Jul 23, 2024
On Tuesday, July 23, Meta announced the launch of the Llama 3.1 collection of multilingual large language models (LLMs). Llama 3.1 comprises both pre-trained and instruction-tuned text in/text out open source generative AI models in sizes of 8B, 70B and—for the first time—405B parameters.
Llama 3.1 405B is the first openly available model that rivals the top AI models when it comes to state-of-the-art capabilities in general knowledge, steerability, math, tool use, and multilingual translation. With the release of the 405B model, we’re poised to supercharge innovation—with unprecedented opportunities for growth and exploration. We believe the latest generation of Llama will ignite new applications and modeling paradigms, including synthetic data generation to enable the improvement and training of smaller models, as well as model distillation—a capability that has never been achieved at this scale in open source.
As part of this latest release, we’re introducing upgraded versions of the 8B and 70B models. These are multilingual and have a significantly longer context length of 128K, state-of-the-art tool use, and overall stronger reasoning capabilities. This enables our latest models to support advanced use cases, such as long-form text summarization, multilingual conversational agents, and coding assistants. We’ve also made changes to our license, allowing developers to use the outputs from Llama models—including the 405B—to improve other models. True to our commitment to open source, starting today, we’re making these models available to the community for download on llama.meta.com and Hugging Face and available for immediate development on our broad ecosystem of partner platforms.
An important step forward for accessible, open, responsible AI innovation
In December of 2023, Meta and IBM launched the AI Alliance in collaboration with over 50 global founding members and collaborators. Bringing together leading organizations across industry, startups, academia, research and government, the AI Alliance aspires to shape the evolution of AI to best reflect the needs and complexity of our societies. Since its founding, the Alliance has grown to over 100 members.
More specifically, the AI Alliance is dedicated to fostering an open community that enables developers and researchers to accelerate responsible innovation while ensuring trust, safety, security, diversity, scientific rigor and economic competitiveness. To that end, the Alliance supports projects that develop and deploy benchmarks and evaluation standards, help address society-wide challenges, support global AI skills building and encourage open development of AI in safe and beneficial ways.

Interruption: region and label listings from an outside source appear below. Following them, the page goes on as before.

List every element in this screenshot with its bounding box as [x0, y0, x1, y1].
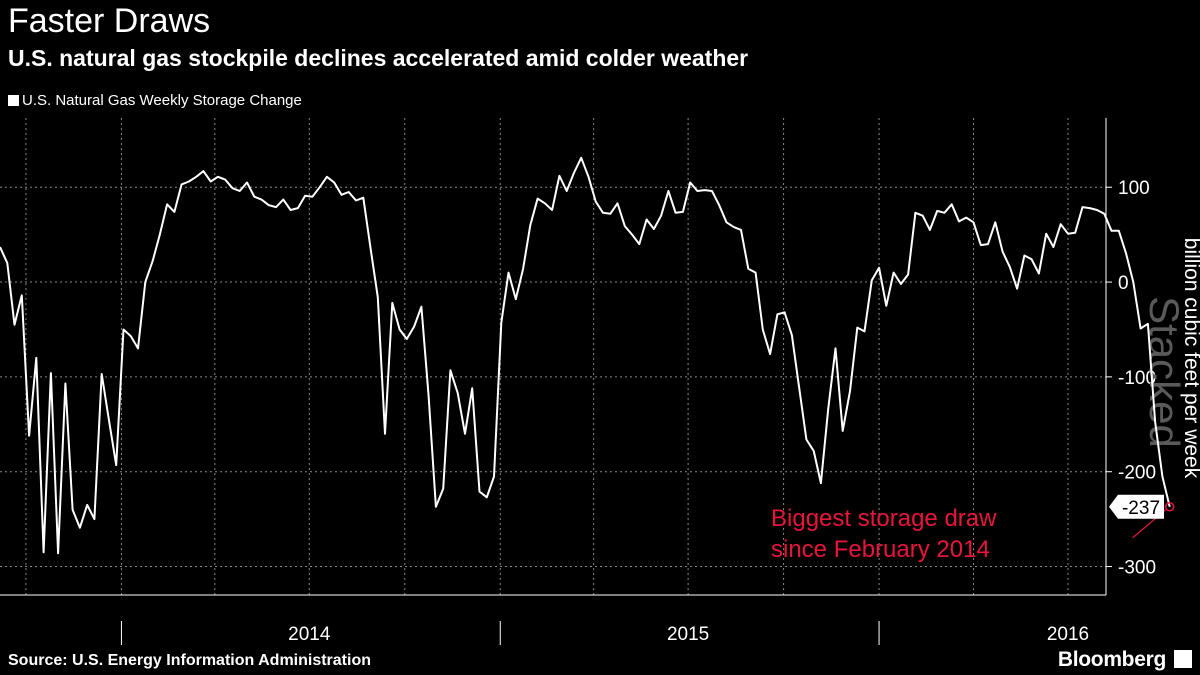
- brand-logo: Bloomberg: [1057, 648, 1166, 671]
- last-point-marker: [1164, 502, 1175, 512]
- x-tick-label: 2015: [667, 624, 709, 645]
- y-tick-label: 0: [1118, 273, 1129, 294]
- watermark-text: Stacked: [1141, 296, 1188, 448]
- x-tick-label: 2016: [1047, 624, 1089, 645]
- grid-layer: [0, 118, 1106, 595]
- y-tick-label: -100: [1118, 368, 1156, 389]
- legend-label: U.S. Natural Gas Weekly Storage Change: [22, 92, 302, 109]
- y-axis-label: billion cubic feet per week: [1180, 238, 1200, 479]
- y-tick-label: 100: [1118, 178, 1150, 199]
- last-value-tag: [1109, 494, 1164, 519]
- y-tick-label: -300: [1118, 558, 1156, 579]
- y-tick-label: -200: [1118, 463, 1156, 484]
- legend-swatch: [8, 95, 19, 106]
- chart-title: Faster Draws: [8, 2, 211, 40]
- annotation-text: since February 2014: [771, 536, 990, 563]
- annotation-text: Biggest storage draw: [771, 505, 997, 532]
- bloomberg-icon: [1174, 650, 1192, 668]
- chart-subtitle: U.S. natural gas stockpile declines acce…: [8, 45, 749, 71]
- annotation-layer: Biggest storage draw since February 2014 -…: [771, 494, 1175, 563]
- x-tick-label: 2014: [288, 624, 331, 645]
- series-layer: [0, 156, 1171, 555]
- last-value-label: -237: [1122, 498, 1160, 519]
- axis-layer: 100 0 -100 -200 -300 2014 2015 2016: [0, 118, 1156, 645]
- chart-legend: U.S. Natural Gas Weekly Storage Change: [8, 92, 302, 109]
- source-note: Source: U.S. Energy Information Administ…: [8, 652, 371, 669]
- series-line: [0, 156, 1171, 555]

Llama 3.1 furthers that mission by providing the global AI community with an open, state-of-the-art model family and development ecosystem to build, experiment and responsibly scale new ideas and approaches. Alongside its powerful new models, the release includes robust system level safety measures, new cyber security evaluation measures and updated inference-time guardrails. Collectively, these resources encourage standardization of the development and usage of trust and safety tools for generative AI.
Getting started with Llama 3.1
Unlike closed models, Llama model weights are available to download. Developers can fully customize the models for their needs and applications, train on new datasets, and conduct additional fine-tuning. This enables the broader developer community and the world to more fully realize the power of generative AI. Developers can fully customize for their applications and run in any environment, including on prem, in the cloud, or even locally on a laptop—all without sharing data with Meta.
While many may argue that closed models are more cost effective, Llama models offer some of the lowest cost per token in the industry, according to testing by Artificial Analysis. And as Mark Zuckerberg noted, open source will ensure that more people around the world have access to the benefits and opportunities of AI, that power isn’t concentrated in the hands of a small few, and that the technology can be deployed more evenly and safely across society. That’s why Meta claims to continue to take steps on the path for open access AI to become the industry standard.
For the average developer, using a model at the scale of the 405B is challenging. Meta takes initiatives to enable everyone to get the most out of the 405B, including:
Real-time and batch inference
Supervised fine-tuning
Evaluation of your model for your specific application
Continual pre-training
Retrieval-Augmented Generation (RAG)
Function calling
Synthetic data generation
This is where the Llama ecosystem can help. On day one, developers can take advantage of all the advanced capabilities of the 405B model and start building immediately. Developers can also explore advanced workflows like easy-to-use synthetic data generation, follow turnkey directions for model distillation, and enable seamless RAG with solutions from partners, including AWS, NVIDIA, and Databricks. Additionally, Groq has optimized low-latency inference for cloud deployments, with Dell achieving similar optimizations for on-prem systems.